You can track the flow of data in your enterprise, even when you use external processes that do not write to disk, or when you use ETL tools, scripts, and other programs that do not save their metadata to the catalog.

The catalog stores information from the tools in the InfoSphere® Information Server suite. A lineage report displays the flow of information from your data sources, through IBM® InfoSphere DataStage® and QualityStage® jobs, and into target data structures.

However, there might be times you need to view data lineage that includes data flows that are not stored in the catalog. This scenario can happen in the following cases:

Your enterprise uses third-party ETL (extract, transform, and load) tools whose information is not automatically stored in the catalog.
Your InfoSphere DataStage job depends on information from stored procedures.
You invoke web services that are located elsewhere.
You need to track lineage from mainframe applications and programs such as COBOL extracts.
You receive flat files or other types of feeds from third parties.
You often run scripts at the operating system level to copy or restructure files before processing them in jobs.

In these cases and others, the flow of data through tables and columns can extend beyond the catalog.
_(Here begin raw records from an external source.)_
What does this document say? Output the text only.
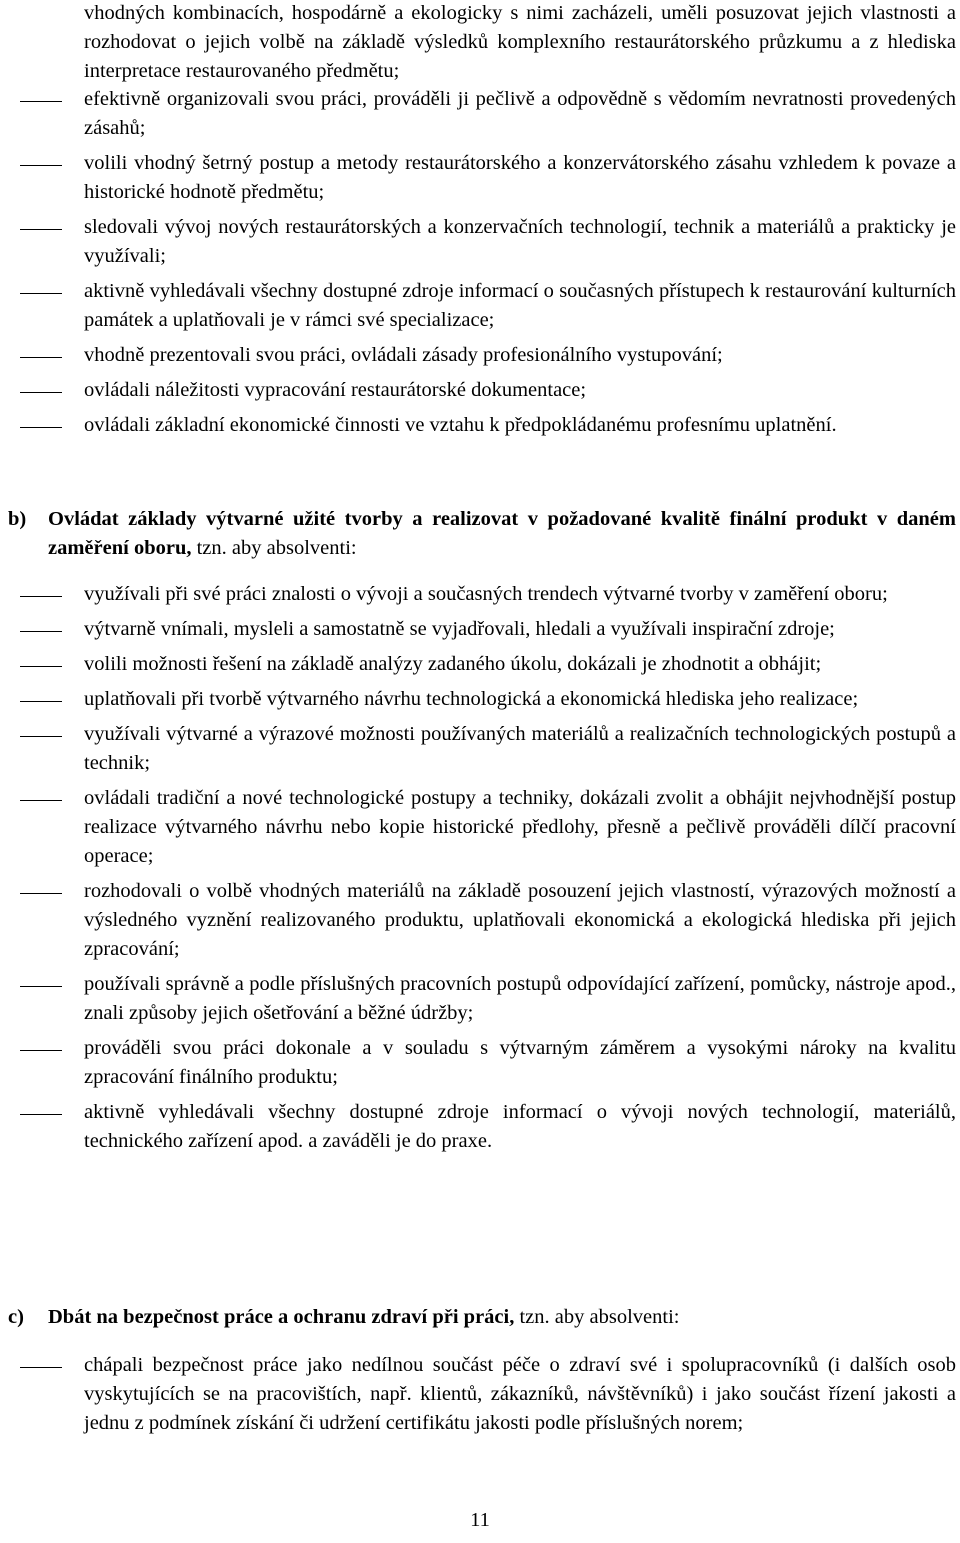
vhodných kombinacích, hospodárně a ekologicky s nimi zacházeli, uměli posuzovat jejich vlastnosti a rozhodovat o jejich volbě na základě výsledků komplexního restaurátorského průzkumu a z hlediska interpretace restaurovaného předmětu;

efektivně organizovali svou práci, prováděli ji pečlivě a odpovědně s vědomím nevratnosti provedených zásahů;
volili vhodný šetrný postup a metody restaurátorského a konzervátorského zásahu vzhledem k povaze a historické hodnotě předmětu;
sledovali vývoj nových restaurátorských a konzervačních technologií, technik a materiálů a prakticky je využívali;
aktivně vyhledávali všechny dostupné zdroje informací o současných přístupech k restaurování kulturních památek a uplatňovali je v rámci své specializace;
vhodně prezentovali svou práci, ovládali zásady profesionálního vystupování;
ovládali náležitosti vypracování restaurátorské dokumentace;
ovládali základní ekonomické činnosti ve vztahu k předpokládanému profesnímu uplatnění.
b) Ovládat základy výtvarné užité tvorby a realizovat v požadované kvalitě finální produkt v daném zaměření oboru, tzn. aby absolventi:
využívali při své práci znalosti o vývoji a současných trendech výtvarné tvorby v zaměření oboru;
výtvarně vnímali, mysleli a samostatně se vyjadřovali, hledali a využívali inspirační zdroje;
volili možnosti řešení na základě analýzy zadaného úkolu, dokázali je zhodnotit a obhájit;
uplatňovali při tvorbě výtvarného návrhu technologická a ekonomická hlediska jeho realizace;
využívali výtvarné a výrazové možnosti používaných materiálů a realizačních technologických postupů a technik;
ovládali tradiční a nové technologické postupy a techniky, dokázali zvolit a obhájit nejvhodnější postup realizace výtvarného návrhu nebo kopie historické předlohy, přesně a pečlivě prováděli dílčí pracovní operace;
rozhodovali o volbě vhodných materiálů na základě posouzení jejich vlastností, výrazových možností a výsledného vyznění realizovaného produktu, uplatňovali ekonomická a ekologická hlediska při jejich zpracování;
používali správně a podle příslušných pracovních postupů odpovídající zařízení, pomůcky, nástroje apod., znali způsoby jejich ošetřování a běžné údržby;
prováděli svou práci dokonale a v souladu s výtvarným záměrem a vysokými nároky na kvalitu zpracování finálního produktu;
aktivně vyhledávali všechny dostupné zdroje informací o vývoji nových technologií, materiálů, technického zařízení apod. a zaváděli je do praxe.
c) Dbát na bezpečnost práce a ochranu zdraví při práci, tzn. aby absolventi:
chápali bezpečnost práce jako nedílnou součást péče o zdraví své i spolupracovníků (i dalších osob vyskytujících se na pracovištích, např. klientů, zákazníků, návštěvníků) i jako součást řízení jakosti a jednu z podmínek získání či udržení certifikátu jakosti podle příslušných norem;
11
By creating mappings in extension mapping documents and extended data sources, you can track that data flow and create data lineage reports from any asset in the data flow.

Mappings in extension mapping documents

Mappings in extension mapping documents are source-to-target mappings that represent an external flow of data from one or more sources to one or more targets. The source or target must exist within the catalog, either as database or data file metadata or as a component of an extended data source.

By using mappings, you can create data lineage reports for the following types of data flows:

Data flows that happen completely outside of InfoSphere Information Server
Data flows that happen both outside and inside InfoSphere Information Server

Mappings allow great flexibility in the types of assets that you can map to each other. You make your mapping decisions based on what information you want to see in your data lineage reports. For example, you might map an external stored procedure definition to a job, or you might map the output value of a column used in an ETL tool from an independent software vendor to an input parameter of a different ETL process. As another example, you might want to read Hadoop log files and create MapReduce job assets and data file assets in the catalog.

Extended data sources

Before you create mappings, you can import the metadata from external databases and data files into the catalog. But some external processes, including web services and stored procedures, do not write their data to disk. You might need to report on information about the data structure in these processes to get a clear picture of each step of the transformation process. You can capture this information by creating extended data sources and importing them into the catalog.

You can create three distinct types of extended data sources: applications, stored procedure definitions, and files. The application type allows maximum flexibility for you to create an extended data source at any level of granularity. You can define object types, methods, and input and output parameters for applications to match the structure of your external data sources. While the parameters of an application might usually represent columns in a data flow, you can make them represent whatever structure is most appropriate to your external metadata.